Status indicators like crawl status, document count, and content crawl may not always reflect real-time information. When you see “Crawl in progress”, content should still be searchable as long as:
  • There is a document count displayed
  • The data source is set as visible
If content isn’t appearing in search results despite meeting these conditions, please submit a support ticket.
These metrics and status indicators provide visibility into connector activity and health, but don’t represent a complete health verdict. Use them alongside other status indicators and error surfacing for comprehensive monitoring.

Setting Up New Data Sources

1

Add Data Source

Click the “Add data source” button to view available native connectors. You can add:
2

Configure Settings

Provide necessary credentials and configurations for crawling. You can save your progress and resume setup later.
3

Manage Data

Define rules to control what content Glean can crawl:
  • Set inclusion/exclusion rules
  • Configure content type filters
  • Customize crawling parameters
This step becomes available after saving the initial setup.
4

Start Crawling

Choose to either:
  • Start crawling immediately
  • Schedule crawling for later (can be initiated from the Get Started tab under Review Data Source Crawl)

Visibility Controls

Best Practices for New Data Sources

  1. Initially set visibility to “Visible to test group only”
  2. Configure your test group through the Manage test group option
  3. Let the test group verify search results and content accuracy
  4. Once verified, set visibility to “visible to everyone”
You can create multiple test groups to manage different rollout phases (e.g., “POC Admins” for initial testing, “Beta Users” for broader validation, “GA Rollout” for final verification).
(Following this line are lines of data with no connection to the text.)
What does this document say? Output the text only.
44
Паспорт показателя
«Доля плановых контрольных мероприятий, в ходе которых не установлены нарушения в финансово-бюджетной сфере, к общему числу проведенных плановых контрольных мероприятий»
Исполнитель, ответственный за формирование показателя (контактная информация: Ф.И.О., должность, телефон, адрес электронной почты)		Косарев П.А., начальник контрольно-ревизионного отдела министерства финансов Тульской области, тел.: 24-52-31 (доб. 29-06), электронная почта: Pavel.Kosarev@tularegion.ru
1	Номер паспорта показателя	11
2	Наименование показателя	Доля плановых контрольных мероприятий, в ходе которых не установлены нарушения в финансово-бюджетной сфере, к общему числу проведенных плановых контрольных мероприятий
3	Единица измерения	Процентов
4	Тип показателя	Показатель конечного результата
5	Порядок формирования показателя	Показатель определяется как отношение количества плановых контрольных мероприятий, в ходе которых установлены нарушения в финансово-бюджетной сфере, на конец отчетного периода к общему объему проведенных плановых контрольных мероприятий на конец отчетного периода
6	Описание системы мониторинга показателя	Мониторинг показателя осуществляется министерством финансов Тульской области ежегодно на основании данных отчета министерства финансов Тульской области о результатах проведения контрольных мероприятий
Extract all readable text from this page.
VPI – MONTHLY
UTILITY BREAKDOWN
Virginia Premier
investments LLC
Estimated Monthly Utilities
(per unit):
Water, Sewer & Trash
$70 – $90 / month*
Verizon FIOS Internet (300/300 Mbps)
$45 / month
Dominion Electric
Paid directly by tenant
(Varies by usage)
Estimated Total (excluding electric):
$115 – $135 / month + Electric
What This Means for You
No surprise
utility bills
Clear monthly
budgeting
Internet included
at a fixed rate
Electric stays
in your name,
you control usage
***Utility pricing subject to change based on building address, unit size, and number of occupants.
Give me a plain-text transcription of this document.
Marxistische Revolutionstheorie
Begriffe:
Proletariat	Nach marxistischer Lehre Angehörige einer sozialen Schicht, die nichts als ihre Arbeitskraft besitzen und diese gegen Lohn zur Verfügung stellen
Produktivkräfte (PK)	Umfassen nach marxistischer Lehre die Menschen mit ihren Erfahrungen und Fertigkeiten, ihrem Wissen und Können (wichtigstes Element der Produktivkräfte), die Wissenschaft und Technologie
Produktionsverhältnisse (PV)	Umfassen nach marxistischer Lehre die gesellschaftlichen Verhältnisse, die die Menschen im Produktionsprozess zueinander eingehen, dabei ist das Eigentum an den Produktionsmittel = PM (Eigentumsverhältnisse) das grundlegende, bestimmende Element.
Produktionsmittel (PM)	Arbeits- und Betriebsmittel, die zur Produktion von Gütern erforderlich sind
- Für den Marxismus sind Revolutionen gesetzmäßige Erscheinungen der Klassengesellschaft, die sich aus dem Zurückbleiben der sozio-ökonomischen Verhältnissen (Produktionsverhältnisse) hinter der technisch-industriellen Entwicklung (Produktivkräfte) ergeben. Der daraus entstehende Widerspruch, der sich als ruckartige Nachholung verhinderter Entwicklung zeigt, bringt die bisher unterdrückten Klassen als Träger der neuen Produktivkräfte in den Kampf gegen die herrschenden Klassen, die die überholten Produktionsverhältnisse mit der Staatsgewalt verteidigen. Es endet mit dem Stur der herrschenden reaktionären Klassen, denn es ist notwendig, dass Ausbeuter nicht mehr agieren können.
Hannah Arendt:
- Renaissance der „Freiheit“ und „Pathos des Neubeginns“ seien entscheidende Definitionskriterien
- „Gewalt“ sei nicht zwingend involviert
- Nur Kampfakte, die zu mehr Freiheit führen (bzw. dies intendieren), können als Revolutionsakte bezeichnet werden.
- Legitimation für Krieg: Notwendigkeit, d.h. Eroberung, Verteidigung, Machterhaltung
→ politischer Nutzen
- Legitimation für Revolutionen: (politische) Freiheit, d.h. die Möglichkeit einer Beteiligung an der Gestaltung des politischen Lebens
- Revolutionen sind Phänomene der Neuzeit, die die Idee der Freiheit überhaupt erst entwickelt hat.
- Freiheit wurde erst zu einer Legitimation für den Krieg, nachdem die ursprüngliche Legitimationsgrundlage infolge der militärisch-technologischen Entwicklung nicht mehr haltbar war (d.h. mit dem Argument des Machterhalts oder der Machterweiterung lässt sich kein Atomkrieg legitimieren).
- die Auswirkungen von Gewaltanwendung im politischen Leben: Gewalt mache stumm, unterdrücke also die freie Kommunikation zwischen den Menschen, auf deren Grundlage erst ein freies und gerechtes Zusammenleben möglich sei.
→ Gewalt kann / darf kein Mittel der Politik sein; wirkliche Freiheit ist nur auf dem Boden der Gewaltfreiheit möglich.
Each data source can be assigned to a specific test group. For detailed information on managing test groups, see Managing Result Visibility.
If your organization uses group-based permissions, you can populate test groups with identity provider groups (Azure AD or Google Groups) instead of adding individual users. This simplifies management for large-scale rollouts.

Content Overview

Clicking into a specific data source reveals detailed information about:
  • Crawl status
  • Content indexing progress
  • Document types (e.g., for Dropbox):
    • Folder
    • Document
    • Spreadsheet
    • Paper
    • Video

Advanced Configuration

Managing Data Rules

Some data sources (like Google Drive) offer a dedicated “Manage Data” tab for advanced configuration options:
  • Define inclusion/exclusion rules
  • Set content type filters
  • Configure crawling parameters
If you need custom configurations for data sources without a “Manage Data” tab, contact support or your Glean representative. We continuously expand self-service configuration options.